Faculty of law blogs / UNIVERSITY OF OXFORD

The Impact of the Current Fiscal Crisis in the Euro Area on the Greek Banking System and the Measures adopted to Safeguard its Stability: an Institutional, Supervisory and Regulatory Perspective

Author(s)

Christos V. Gortsos
Professor of Public Economic Law, National and Kapodistrian University of Athens and President of the Academic Board, European Banking Institute (EBI)

Posted

Time to read

2 Minutes

I have recently published a study examining the impact of the current fiscal crisis in the Euro area on the Greek banking system, and the measures adopted to preserve its stability. It is divided into 3 Sections:

Section 1 contains an overview of the causes of the recent (2007-2009) international financial crisis and the current fiscal crisis in the Euro area, and their (differentiated) impact on the Greek banking system; Section 2 deals with the institutional, supervisory and regulatory measures adopted to safeguard the stability of the Greek banking system from 2008 until the establishment of the European Banking Union in 2014.

I conclude that the Greek banking system did not burden the Greek state during the recent international financial crisis, but was rather heavily affected by the latter’s over-indebtedness and the subsequent fiscal crisis in the Euro area. During this crisis, the Greek banking system has been completely transformed following:

  • the resolution of fourteen credit institutions (including two traditionally large ones); and
  • the first two (out of a total of three) recapitalisation rounds of the four systemically important Greek credit institutions.       

Section 3 briefly overviews the main elements of the current institutional and regulatory framework governing banking stability in the EU and the impact of its provisions on the Greek banking system (including the terms under which the third recapitalisation round of the four systemically important Greek credit institutions took place).

As to the recent EU institutional and regulatory developments pertaining to safeguarding banking system stability, the guiding objective of which is to break the vicious circle between banks and sovereigns, my opinion is that the objective of banking stability can only be partly achieved through an appropriate design of the ‘bank safety net’. In that respect, I conclude that it is important to start addressing consistently the need to overhaul the ‘fundamental asymmetry’ within the EU economic and monetary union, and that the establishment of the European Banking Union is not only a goal per se, but also a catalyst to enhance the appropriate consistency, at the Euro area level, of the conduct of the two main macro-economic policies, notably monetary and fiscal.

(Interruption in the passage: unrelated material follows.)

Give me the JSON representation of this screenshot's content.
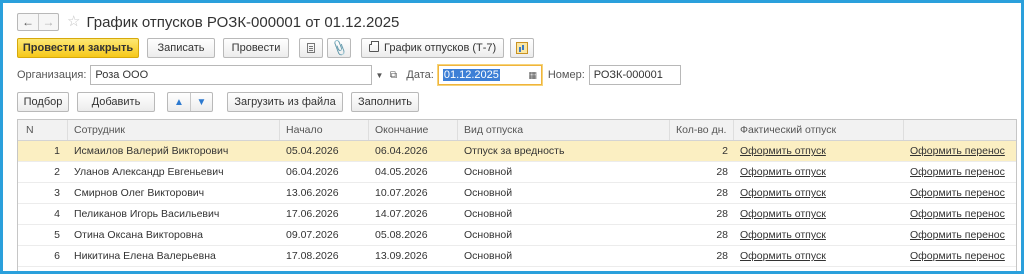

In my concluding remarks, I identify three main challenges for the Greek banking system in the current conjuncture:

  • The first challenge is the preservation of its (few) remaining credit institutions’ solvency. To a large extent, this is linked to the development of the still extremely vulnerable Greek economy, but also depends heavily on the resolution of the problem related to the large stock of non-performing loans. Action is necessary in regard to enhancing debt enforcement and collateral recovery and designing an effective out-of-court restructuring mechanism.
  • The second challenge relates to liquidity. Maintaining the current levels of liquidity is also a conditio sine qua non, while the predominant task refers to the creation of favourable macro- and micro-economic conditions for the return of deposits and the gradual access of Greek credit institutions to the European Central Bank and market funding. This would allow them to reduce their disproportionally high (and extremely costly) Emergency Liquidity Assistance financing exposure, and to return to normal lending activities, especially to viable business seeking for borrowed funds.
  • Greek credit institutions are also taking significant deleveraging initiatives consisting in disposing of assets, selling non-core foreign assets, cutting claims on foreign financial institutions, and reducing holdings in capital market instruments. In any event, the primary objective is, for a long time now, the preservation, to the extent possible, of private ownership in the banking system.

Christos V. Gortsos is a Professor at the Panteion University of Athens.